IInformacje o dziele:
Sygnowany: Józef Marszewski 1868 Reprodukcja czarno-biała.Józef Marszewski:
Józef Marszewski (Warszawa lub Wilno 1825 (1826? 1827?) - Warszawa 1883) rozpoczął naukę malarstwa i rysunku w prywatnej szkole Aleksandra Kokulara w Warszawie lub u Wincentego Dmochowskiego w Wilnie bądź też kolejno u obu. W latach 1853-1856 studiował w Akademii Sztuk Pięknych w Petersburgu pod kierunkiem Matwieja N. Worobjowa, uzyskując medale za prace szkolne – w roku 1853 wielki i mały medal srebrny za Widok morski i Widok Newy podczas kry, a w roku 1855 ponownie wielki medal srebrny za Widok miasta Rewla. Także i po studiach, ukończonych w tytułem artysty XIV klasy, utrzymywał kontakty z petersburską Akademią i w roku 1870 uzyskał honorowy tytuł „kłassnyj chudożnik” I stopnia za obraz Widok Mentony. W roku 1857 wyjechał za granicę i następne lata spędził na podróżach po Europie, nadsyłając swoje obrazy na wystawy do Krakowa, Lwowa i Warszawy. Kilkakrotnie odwiedził wówczas Paryż, był w Hiszpanii i Szwajcarii, przez kilka lat mieszkał w Rzymie, a w latach 1858 i 1864 przebywał w Düsseldorfie, gdzie uczył się u Andreasa Achenbacha.

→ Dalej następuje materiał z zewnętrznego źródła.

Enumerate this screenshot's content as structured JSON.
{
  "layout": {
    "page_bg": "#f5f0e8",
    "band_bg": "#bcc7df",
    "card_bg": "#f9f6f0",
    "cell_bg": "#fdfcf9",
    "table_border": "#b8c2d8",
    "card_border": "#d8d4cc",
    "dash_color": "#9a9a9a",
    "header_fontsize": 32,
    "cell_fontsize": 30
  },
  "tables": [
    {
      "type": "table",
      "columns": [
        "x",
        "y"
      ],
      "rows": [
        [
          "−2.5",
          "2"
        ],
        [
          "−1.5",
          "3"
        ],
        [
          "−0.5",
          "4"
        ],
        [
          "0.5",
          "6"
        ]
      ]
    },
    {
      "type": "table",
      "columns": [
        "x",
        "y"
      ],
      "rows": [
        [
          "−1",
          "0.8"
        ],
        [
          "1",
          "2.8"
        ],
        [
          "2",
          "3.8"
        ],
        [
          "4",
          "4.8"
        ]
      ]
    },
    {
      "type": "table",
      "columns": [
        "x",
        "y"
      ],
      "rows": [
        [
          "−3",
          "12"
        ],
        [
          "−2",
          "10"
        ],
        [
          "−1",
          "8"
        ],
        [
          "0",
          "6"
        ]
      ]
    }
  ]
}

Wyprawiał się też na Ukrainę, na Litwę i do Kurlandii, robił wycieczki w Tatry (1865 i 1866). Około roku 1872 osiadł w Warszawie, gdzie spędził ostatnie lata życia. W 1873, po stracie złożonych w banku pieniędzy, popadł w głęboką depresję, która z czasem przerodziła się w chorobę psychiczną. Marszewski był przede wszystkim pejzażystą. Podczas swoich podróży i wędrówek malował zarówno widoki z Hiszpanii, Włoch, Szwajcarii, Niemiec, Kurlandii, jak z Ukrainy i Litwy (szczególnie z okolic Wilna) oraz z Tatr. Krajobraz traktował w sposób emocjonalny, typowy dla malarzy romantyków, próbując oddać nastroje panujące w przyrodzie. Malował tajemnicze nocne pejzaże z bladym smętnym księżycem i rozżarzone zachodzącym słońcem, widoki z charakterystycznymi, malowniczymi motywami wody, skał, ruin, kościółków czy wiatraków. Wiadomo, że malował też portrety i sceny religijne. We wczesnym okresie namalował także batalistyczną kompozycję Przejście przez Berezynę (1847).
W pamięci współczesnych pozostał jako „krajobrazista wytrawny a pełen energii [...] wyborny artysta i nieodżałowany kolega [...] pełen życia, o błyszczących czarnych oczach, niewielkiego wzrostu, śniady brunet o szerokich brwiach, kipiał zapałem do sztuki, a miłość pracy dla niej do ostatka zachował”. (W. Gerson, Józef Marszewski (1827-1872), „Echo Muzyczne, Teatralne i Artystyczne” 1891, nr 10 (388), s. 133).